Questions couvertes par les comités et accords de l'OMC

AGCS: REALITE ET FICTION

Malentendus et nouvelles alarmistes:

Le règlement des différends est-il  une menace pour la démocratie? 

Dans un ouvrage publié pour le Centre canadien de politiques alternatives intitulé "GATS: How the New WTO's Services Negotiations Threaten Democracy", il est dit que les dispositions de l'AGCS concernant les réglementations intérieures constituent l'une des "menaces les plus dangereuses pour la prise de décision démocratique" que comporte l'Accord. Il est affirmé dans cet ouvrage que "les gouvernements seraient obligés de démontrer, d'abord, que des réglementations non discriminatoires étaient nécessaires pour réaliser un objectif légitime approuvé par l'OMC et, ensuite, qu'aucune autre mesure moins restrictive pour le commerce n'était possible". Comme nous l'avons dit plus haut, les seules circonstances dans lesquelles un Membre serait tenu de justifier une réglementation intérieure concerneraient le règlement d'un différend, lorsqu'une mesure spécifique a été contestée par un autre gouvernement.
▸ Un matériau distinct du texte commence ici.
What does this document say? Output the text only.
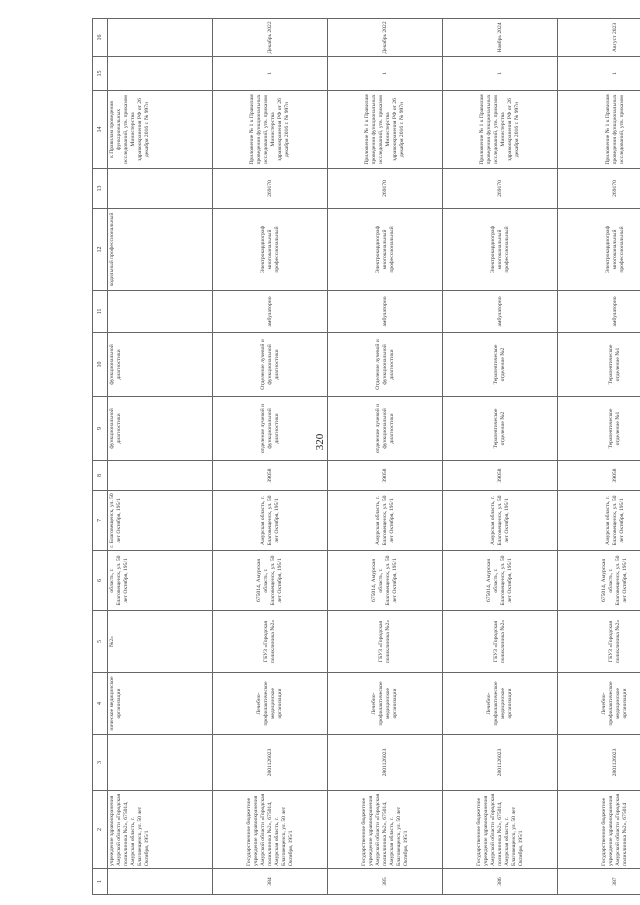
320
1	2	3	4	5	6	7	8	9	10	11	12	13	14	15	16
	учреждение здравоохранения Амурской области «Городская поликлиника №2», 675014, Амурская область, г. Благовещенск, ул. 50 лет Октября, 195/1		ническое медицинское организации	№2»	область, г. Благовещенск, ул. 50 лет Октября, 195/1	г. Благовещенск, ул. 50 лет Октября, 195/1		функциональной диагностики	функциональной диагностики		ходильный профессиональный		к Правилам проведения функциональных исследований, утв. приказом Министерства здравоохранения РФ от 26 декабря 2016 г. № 997н		
384	Государственное бюджетное учреждение здравоохранения Амурской области «Городская поликлиника №2», 675014, Амурская область, г. Благовещенск, ул. 50 лет Октября, 195/1	2801126023	Лечебно-профилактическое медицинское организации	ГБУЗ «Городская поликлиника №2»	675014, Амурская область, г. Благовещенск, ул. 50 лет Октября, 195/1	Амурская область, г. Благовещенск, ул. 50 лет Октября, 195/1	39058	отделение лучевой и функциональной диагностики	Отделение лучевой и функциональной диагностики	амбулаторно	Электрокардиограф многоканальный профессиональный	269170	Приложение № 1 к Правилам проведения функциональных исследований, утв. приказом Министерства здравоохранения РФ от 26 декабря 2016 г. № 997н	1	Декабрь 2022
385	Государственное бюджетное учреждение здравоохранения Амурской области «Городская поликлиника №2», 675014, Амурская область, г. Благовещенск, ул. 50 лет Октября, 195/1	2801126023	Лечебно-профилактическое медицинское организации	ГБУЗ «Городская поликлиника №2»	675014, Амурская область, г. Благовещенск, ул. 50 лет Октября, 195/1	Амурская область, г. Благовещенск, ул. 50 лет Октября, 195/1	39058	отделение лучевой и функциональной диагностики	Отделение лучевой и функциональной диагностики	амбулаторно	Электрокардиограф многоканальный профессиональный	269170	Приложение № 1 к Правилам проведения функциональных исследований, утв. приказом Министерства здравоохранения РФ от 26 декабря 2016 г. № 997н	1	Декабрь 2022
386	Государственное бюджетное учреждение здравоохранения Амурской области «Городская поликлиника №2», 675014, Амурская область, г. Благовещенск, ул. 50 лет Октября, 195/1	2801126023	Лечебно-профилактическое медицинское организации	ГБУЗ «Городская поликлиника №2»	675014, Амурская область, г. Благовещенск, ул. 50 лет Октября, 195/1	Амурская область, г. Благовещенск, ул. 50 лет Октября, 195/1	39058	Терапевтическое отделение №2	Терапевтическое отделение №2	амбулаторно	Электрокардиограф многоканальный профессиональный	269170	Приложение № 1 к Правилам проведения функциональных исследований, утв. приказом Министерства здравоохранения РФ от 26 декабря 2016 г. № 997н	1	Ноябрь 2024
387	Государственное бюджетное учреждение здравоохранения Амурской области «Городская поликлиника №2», 675014	2801126023	Лечебно-профилактическое медицинское организации	ГБУЗ «Городская поликлиника №2»	675014, Амурская область, г. Благовещенск, ул. 50 лет Октября, 195/1	Амурская область, г. Благовещенск, ул. 50 лет Октября, 195/1	39058	Терапевтическое отделение №1	Терапевтическое отделение №1	амбулаторно	Электрокардиограф многоканальный профессиональный	269170	Приложение № 1 к Правилам проведения функциональных исследований, утв. приказом	1	Август 2023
Toutes les préoccupations exprimées au sujet de la "déréglementation" des services imputable à l'AGCS ou des menaces pour les normes en matière de santé et de sécurité se ramènent à l'éventualité qu'une mesure jugée discriminatoire ou indûment restrictive puisse être contestée lors du règlement d'un différend. Pendant les six premières années de l'existence de l'AGCS (jusqu'en février 2001), il n'y a eu aucune affaire portée devant le mécanisme de règlement des différends qui soit axée sur les services, même si trois affaires concernant essentiellement le commerce des marchandises dans le cadre du GATT comportaient d'importants éléments relatifs à l'AGCS. Aucune mesure relevant d'une réglementation intérieure n'a été contestée au titre de l'AGCS. Il se peut néanmoins que ce soit le cas à l'avenir. Mais peut-on vraiment présenter cela comme une attaque contre la démocratie?

Tous les gouvernements sont souverains. Dans les limites de leur propre compétence, ils peuvent se réserver le droit d'agir comme bon leur semble, voire aller jusqu'à interdire purement et simplement tout commerce avec l'étranger, même si, bien sûr, ils n'auraient alors plus aucune raison de participer à l'OMC. Comme tous les Accords de l'OMC, l'AGCS est un accord par lequel on entend respecter un ensemble de règles convenues sur le plan multilatéral et il implique par conséquent un certain renoncement à la souveraineté. Il en est de même pour tous les autres accords internationaux. Le renoncement est volontaire, conditionnel et temporaire: aucun pays n'est obligé de devenir ou de rester Membre de l'OMC. Mais presque tous les gouvernements du monde—plus de 140 Membres de l'OMC et 30 pays qui négocient leur accession—conviennent qu'il vaut la peine d'accepter quelques limitations négociées du droit autrement souverain d'intervenir dans le commerce, y compris la possibilité de voir l'une de leurs propres mesures contestée par un partenaire commercial. Un gouvernement ne devrait-il pas pouvoir contester une mesure qu'il juge illégale et dommageable pour les intérêts de son pays? Lors du règlement d'un différend, chacun des gouvernements concernés représente les intérêts de sa population tels qu'il les conçoit. Il est difficile de dire a priori si les arguments des uns ont plus de légitimité démocratique que ceux des autres. Si la partie plaignante n'a pas gain de cause, cela sera-t-il aussi une défaite pour la démocratie? Dire que la possibilité d'être perdant dans une hypothétique affaire soumise au règlement des différends constitue une attaque contre la démocratie, c'est nier la légitimité des accords commerciaux internationaux et le principe de la coopération internationale, car la participation à tout système juridique implique l'acceptation du fait que les droits des autres pourront parfois l'emporter.

L'anarchie dans les relations commerciales internationales entraînerait une perte de souveraineté bien plus grande, surtout pour les faibles et les petits. Reconnaissant ce fait, les gouvernements ont accepté l'obligation de justifier et, au besoin, de modifier des mesures commerciales incriminées comme un prix qui vaut bien la peine d'être payé, si c'est cela ou la loi du plus fort. Sur ce point, ils ont certainement raison.